Courtesy of 'Ladybeard Magazine'

Surely it's better that people are talking about feminism and declaring themselves feminist now though?
Maybe, but also we're just not that crazy about the kind of feminism that's really palatable, and which falls short from asking the kind of uncomfortable questions that feminism needs to ask if it's going to do anything meaningful or changing. If you look at these magazines, you have the kind of feminist content like Elle's #morewomen campaign highlighting gender inequality for instance—but then you turn the page and there are still those ads telling you to be a certain kind of thing as a woman or as a man and projecting those very damaging messages about gender and about sexuality. It's just hypocritical.

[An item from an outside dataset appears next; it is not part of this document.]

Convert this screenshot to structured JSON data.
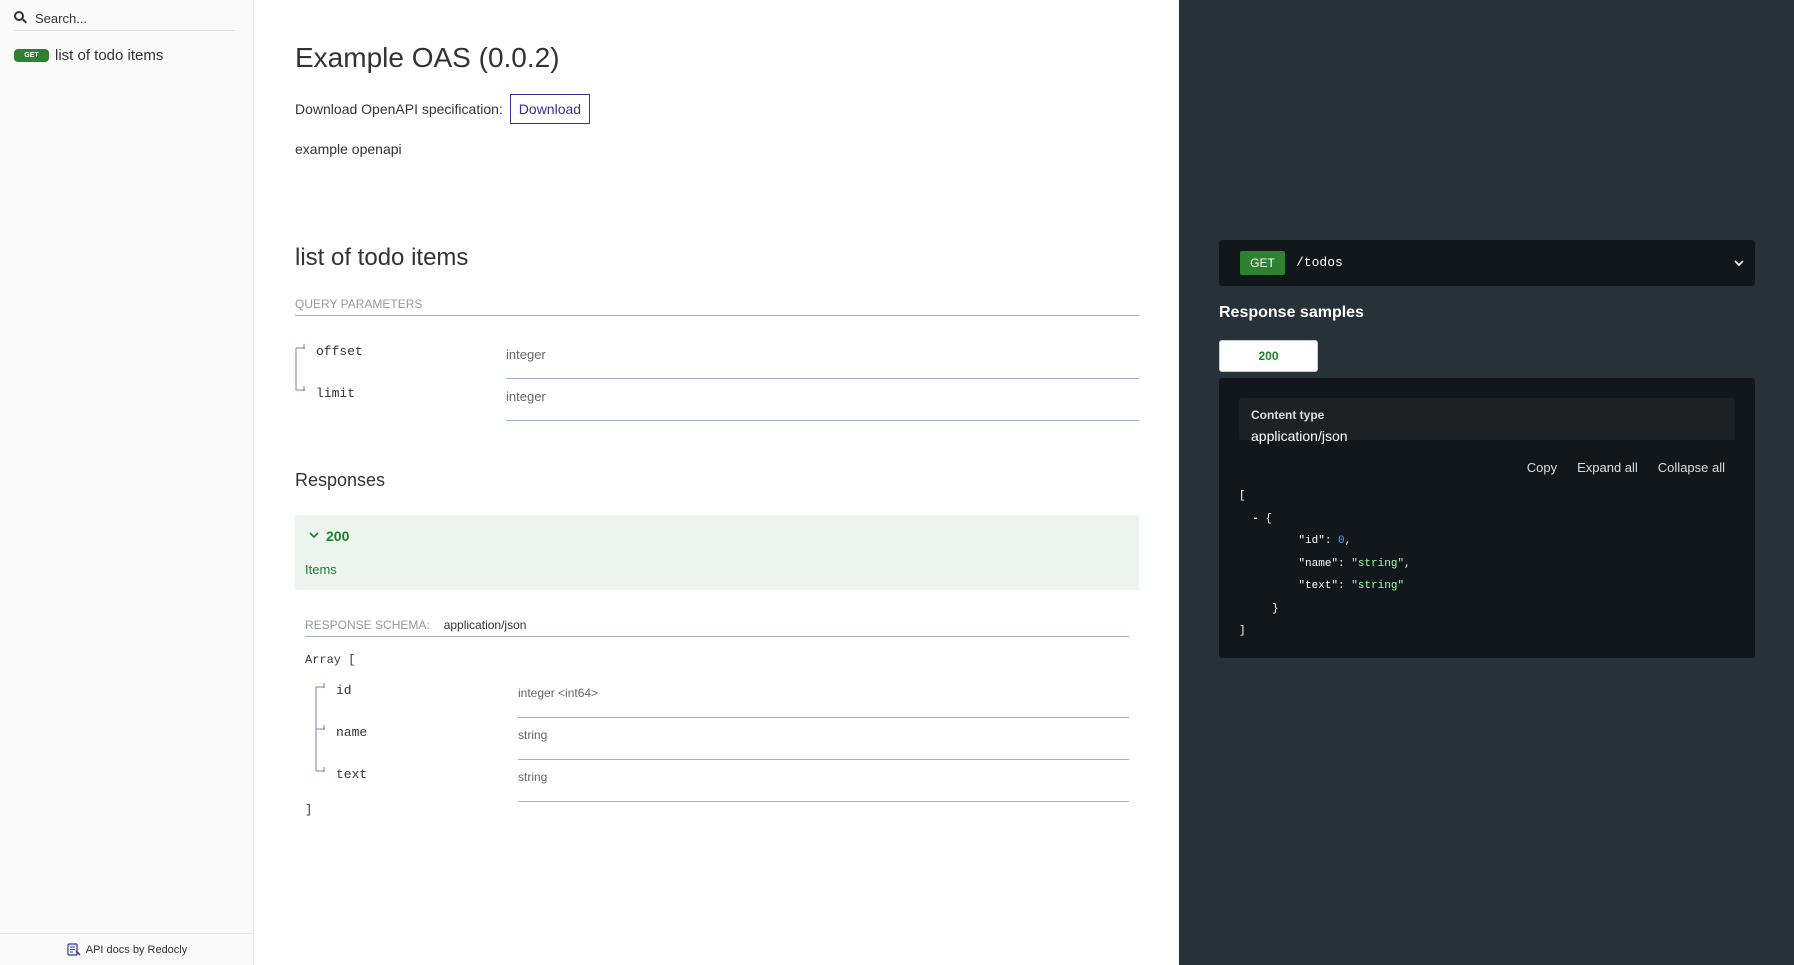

You say Ladybeard's like an inversion of a women's glossy. How does that work in terms of who your target audience is?
We don't really have a target audience because we like to think anyone who sits down with it will find it interesting and confusing and fun. You don't know what it's going to be like until you open it up and you actually dig into the contents. At the beginning of the magazine, we have these ten sexual experiences, and people have said to us they didn't even know whether the people writing them were men or women. And then after that, we go straight away into four spotlights which have a whole bunch of different sex going on. So we were trying to throw off the usual coordinates: start with a pink sparkly cover so you think you know where you are, but then you open it up and you're disoriented and get further disoriented until, maybe, you'll come out the other end with your perspective a little bit changed.

The problem with women's magazines is that it has to be awomen'smagazine. It's again putting all genders into boxes so that then you cant stray or move out of those boxes, you can't self-define. We really wanted to get away from that, like we are feminist but we're not just for women. We think feminism should be for everyone and hopefully that's reflected in the magazine.

Thanks Ladybeard. Good luck with the launch.